EDINBURGH, Scotland — Will the ayes have it, or will Scotland say naw thanks?
No one is certain. Excitement and anxiety mounted across the country Wednesday, the final day of campaigning before Thursday's referendum on independence.
With opinion polls suggesting the result is too close to call and turnout expected to reach record levels, supporters of separation feel they are within touching distance of victory — but wonder whether their surge in the polls will be enough.
Scottish voters who want to stay in the United Kingdom along with Britain, Wales and Northern Ireland fear the nation they live in may soon cease to exist.
The battle for Scotland has all the trappings of a normal election campaign: "Yes Scotland" and "No, Thanks" posters in windows, buttons on jackets, leaflets on street corners and megaphone-topped campaign cars cruising the streets.
But it is, both sides acknowledge, a once-in-a-generation — maybe once-in-a-lifetime — choice that could redraw the map of the United Kingdom.
The gravity of the imminent decision was hitting home for many voters as political leaders made passionate, final pleas for their sides. More than 4.2 million people are registered to vote, 97 percent of the eligible electorate.
Cathy Chance, who works for Britain's National Health Service in the Scottish capital of Edinburgh, said she would leave Scotland if it becomes independent.
"I don't want to live under a nation that's nationalistic," she said. "I don't think the world needs another political barrier."
Roisin McLaren, a Yes campaigner, said she was finally letting herself believe independence might be possible.

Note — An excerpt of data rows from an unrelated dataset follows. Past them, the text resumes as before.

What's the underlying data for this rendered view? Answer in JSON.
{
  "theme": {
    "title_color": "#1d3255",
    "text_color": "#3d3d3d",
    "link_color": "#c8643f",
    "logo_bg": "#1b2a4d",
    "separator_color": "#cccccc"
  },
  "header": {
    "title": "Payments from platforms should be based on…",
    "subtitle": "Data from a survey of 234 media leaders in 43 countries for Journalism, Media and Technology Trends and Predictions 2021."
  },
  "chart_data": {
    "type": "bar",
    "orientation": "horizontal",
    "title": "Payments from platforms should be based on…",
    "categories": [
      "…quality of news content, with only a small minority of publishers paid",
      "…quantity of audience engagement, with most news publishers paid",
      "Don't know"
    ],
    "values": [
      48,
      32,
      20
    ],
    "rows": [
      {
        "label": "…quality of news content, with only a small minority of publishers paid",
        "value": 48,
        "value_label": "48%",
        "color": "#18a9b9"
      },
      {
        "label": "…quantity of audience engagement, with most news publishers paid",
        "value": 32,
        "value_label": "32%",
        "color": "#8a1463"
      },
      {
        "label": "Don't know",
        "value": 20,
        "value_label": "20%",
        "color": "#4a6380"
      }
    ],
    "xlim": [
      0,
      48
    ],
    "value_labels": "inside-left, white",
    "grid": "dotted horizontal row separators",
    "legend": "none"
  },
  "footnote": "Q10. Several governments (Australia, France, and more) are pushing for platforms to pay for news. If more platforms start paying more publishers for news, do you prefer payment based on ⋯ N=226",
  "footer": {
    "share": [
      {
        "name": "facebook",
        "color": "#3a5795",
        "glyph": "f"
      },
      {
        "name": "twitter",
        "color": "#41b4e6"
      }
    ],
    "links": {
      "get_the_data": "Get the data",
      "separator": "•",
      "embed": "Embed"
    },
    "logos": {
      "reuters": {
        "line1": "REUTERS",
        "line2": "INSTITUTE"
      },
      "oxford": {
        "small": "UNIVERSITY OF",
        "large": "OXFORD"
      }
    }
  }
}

"My family has campaigned for independence for a long, long time, and it's always been a pipe dream," the Edinburgh University student said as she knocked on doors in a last-minute effort to convert wavering electors. "Just in the last few days it's seemed possible, within reach. I can almost taste it."

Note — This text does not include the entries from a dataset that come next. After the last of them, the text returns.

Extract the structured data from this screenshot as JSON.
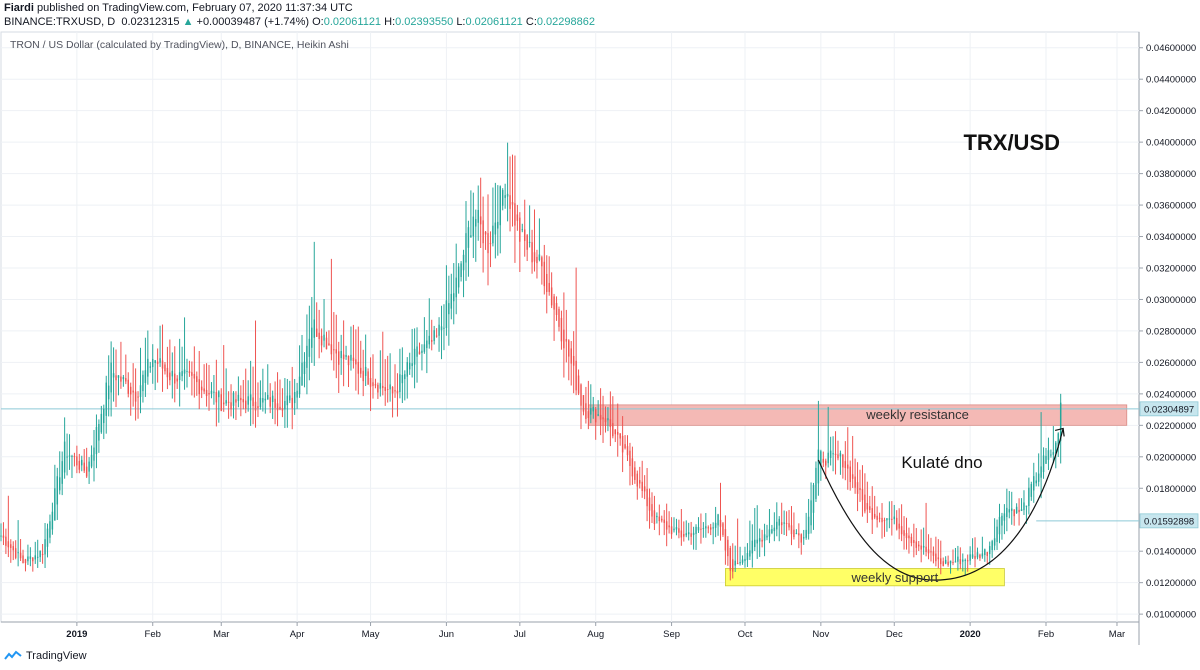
{
  "header": {
    "author": "Fiardi",
    "published": "published on TradingView.com, February 07, 2020 11:37:34 UTC",
    "symbol": "BINANCE:TRXUSD, D",
    "price": "0.02312315",
    "change": "+0.00039487 (+1.74%)",
    "open_label": "O:",
    "open": "0.02061121",
    "high_label": "H:",
    "high": "0.02393550",
    "low_label": "L:",
    "low": "0.02061121",
    "close_label": "C:",
    "close": "0.02298862"
  },
  "footer": {
    "brand": "TradingView"
  },
  "colors": {
    "up": "#26a69a",
    "down": "#ef5350",
    "resistance_fill": "#f4b9b5",
    "support_fill": "#ffff66",
    "price_line": "#8ec9d6"
  },
  "chart_data": {
    "type": "candlestick",
    "subtitle": "TRON / US Dollar (calculated by TradingView), D, BINANCE, Heikin Ashi",
    "title": "TRX/USD",
    "x_tick_labels": [
      "2019",
      "Feb",
      "Mar",
      "Apr",
      "May",
      "Jun",
      "Jul",
      "Aug",
      "Sep",
      "Oct",
      "Nov",
      "Dec",
      "2020",
      "Feb",
      "Mar"
    ],
    "y_tick_labels": [
      "0.04600000",
      "0.04400000",
      "0.04200000",
      "0.04000000",
      "0.03800000",
      "0.03600000",
      "0.03400000",
      "0.03200000",
      "0.03000000",
      "0.02800000",
      "0.02600000",
      "0.02400000",
      "0.02200000",
      "0.02000000",
      "0.01800000",
      "0.01400000",
      "0.01200000",
      "0.01000000"
    ],
    "ylim": [
      0.0095,
      0.047
    ],
    "x_range": [
      "2018-12-01",
      "2020-03-10"
    ],
    "price_markers": [
      {
        "value": 0.02304897,
        "label": "0.02304897"
      },
      {
        "value": 0.01592898,
        "label": "0.01592898"
      }
    ],
    "annotations": [
      {
        "text": "weekly resistance",
        "from": "2019-07-29",
        "to": "2020-03-05",
        "low": 0.022,
        "high": 0.0233
      },
      {
        "text": "weekly support",
        "from": "2019-09-23",
        "to": "2020-01-15",
        "low": 0.0118,
        "high": 0.0129
      },
      {
        "text": "Kulaté dno"
      }
    ],
    "anchors": [
      [
        "2018-12-01",
        0.015
      ],
      [
        "2018-12-10",
        0.0133
      ],
      [
        "2018-12-18",
        0.014
      ],
      [
        "2018-12-27",
        0.0205
      ],
      [
        "2019-01-05",
        0.019
      ],
      [
        "2019-01-15",
        0.0255
      ],
      [
        "2019-01-25",
        0.024
      ],
      [
        "2019-02-01",
        0.0263
      ],
      [
        "2019-02-08",
        0.0252
      ],
      [
        "2019-02-18",
        0.0248
      ],
      [
        "2019-03-01",
        0.0235
      ],
      [
        "2019-03-15",
        0.0235
      ],
      [
        "2019-03-30",
        0.0235
      ],
      [
        "2019-04-07",
        0.0285
      ],
      [
        "2019-04-18",
        0.0265
      ],
      [
        "2019-05-01",
        0.025
      ],
      [
        "2019-05-10",
        0.024
      ],
      [
        "2019-05-20",
        0.0265
      ],
      [
        "2019-05-28",
        0.0275
      ],
      [
        "2019-06-05",
        0.031
      ],
      [
        "2019-06-12",
        0.0355
      ],
      [
        "2019-06-18",
        0.0335
      ],
      [
        "2019-06-25",
        0.0375
      ],
      [
        "2019-07-01",
        0.034
      ],
      [
        "2019-07-10",
        0.032
      ],
      [
        "2019-07-20",
        0.027
      ],
      [
        "2019-07-27",
        0.023
      ],
      [
        "2019-08-05",
        0.0225
      ],
      [
        "2019-08-15",
        0.0195
      ],
      [
        "2019-08-25",
        0.016
      ],
      [
        "2019-09-05",
        0.015
      ],
      [
        "2019-09-15",
        0.0155
      ],
      [
        "2019-09-20",
        0.016
      ],
      [
        "2019-09-25",
        0.0128
      ],
      [
        "2019-10-05",
        0.0145
      ],
      [
        "2019-10-15",
        0.016
      ],
      [
        "2019-10-25",
        0.0148
      ],
      [
        "2019-10-31",
        0.02
      ],
      [
        "2019-11-10",
        0.0198
      ],
      [
        "2019-11-20",
        0.0165
      ],
      [
        "2019-11-30",
        0.016
      ],
      [
        "2019-12-10",
        0.0145
      ],
      [
        "2019-12-20",
        0.0132
      ],
      [
        "2019-12-30",
        0.0135
      ],
      [
        "2020-01-08",
        0.014
      ],
      [
        "2020-01-15",
        0.0168
      ],
      [
        "2020-01-22",
        0.0165
      ],
      [
        "2020-01-30",
        0.0195
      ],
      [
        "2020-02-05",
        0.0206
      ],
      [
        "2020-02-07",
        0.0231
      ]
    ]
  }
}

Politicians on both sides expressed confidence in the Scottish public, but uncertainty rippled below the surface.
Opinion polls have failed to put either side decisively ahead. Bookmakers, however, tell a different story, offering odds of about 3-1 on a Yes victory and much shorter odds on a No triumph. One firm, Betfair, has already paid out on a No win, and bookmaker William Hill slashed its odds on a No triumph three times on Wednesday, to 2-11.

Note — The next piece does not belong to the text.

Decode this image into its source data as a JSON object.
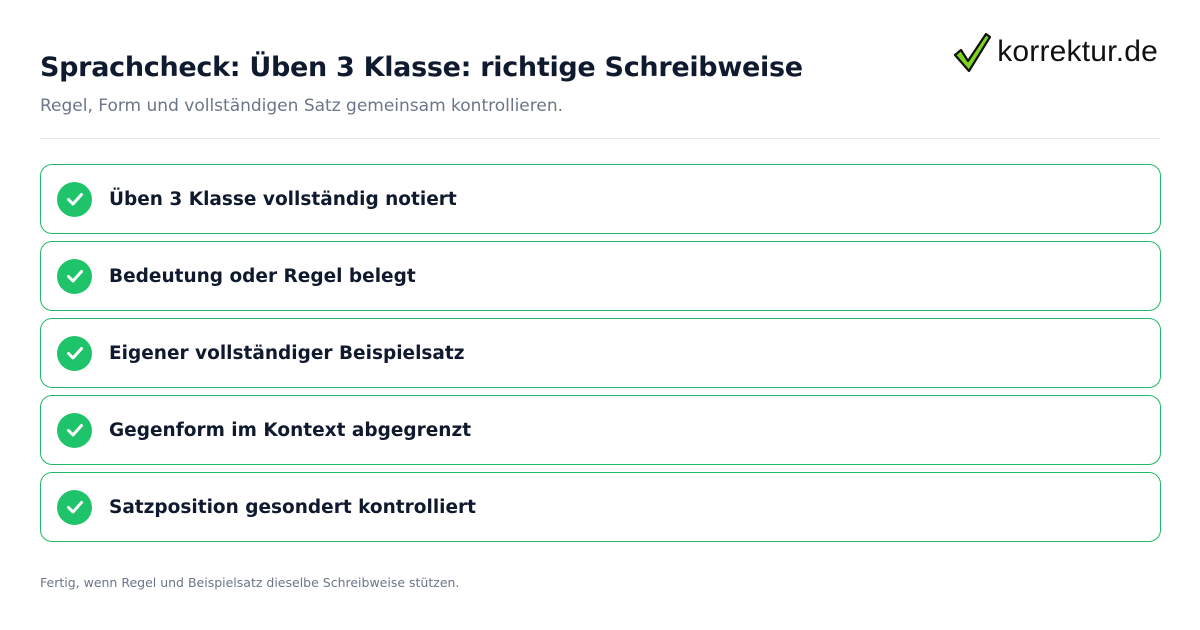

Alistair Darling, who leads the anti-independence "Better Together" campaign, said if voters had doubts about independence "be in no doubt you have to say 'No.'"
"If we vote to leave, there is no going back," he said.
But "Yes Scotland" campaign chairman Dennis Canavan told voters: "Let's go for it."
Amid the uncertainty, even the opinionated Rupert Murdoch is hedging his bets. The media mogul, whose newspapers were long considered a powerful force in British elections, traveled to Scotland last week and wrote a series of tweets that seemed supportive of independence.
But on Wednesday his Scottish tabloid newspaper said it would not endorse either side. It ran opinion columns by Yes and No leaders and told Scots: "The Scottish Sun has faith in you to make the right choice."
A Yes vote will trigger months of negotiations between Scotland and the British government over the messy details of independence, which Scottish authorities say will take effect on March 24, 2016, the anniversary of the date in 1707 that Scotland decided to unite with Britain.
In Edinburgh, an unscientific but popular sweet-toothed survey has backed pollsters' predictions that the result will be close. For 200 days, the city's Cuckoo Bakery has sold referendum cupcakes — vanilla sponge with a center of raspberry jam, topped with white chocolate icing — in three versions, adorned with a Scottish Saltire, a British Union Jack or a question mark.
On Wednesday, the bakery announced the result of its cupcake referendum: 47.7 percent No, 43.5 percent Yes, and 8.8 percent undecided.
Co-owner Vidya Sarjoo said the number of undecideds had plummeted over time.
"At first people really weren't sure — a bit scared, maybe, to make their decision," she said.
The cupcakes, she stressed, "are all exactly the same flavor. And they all taste delicious."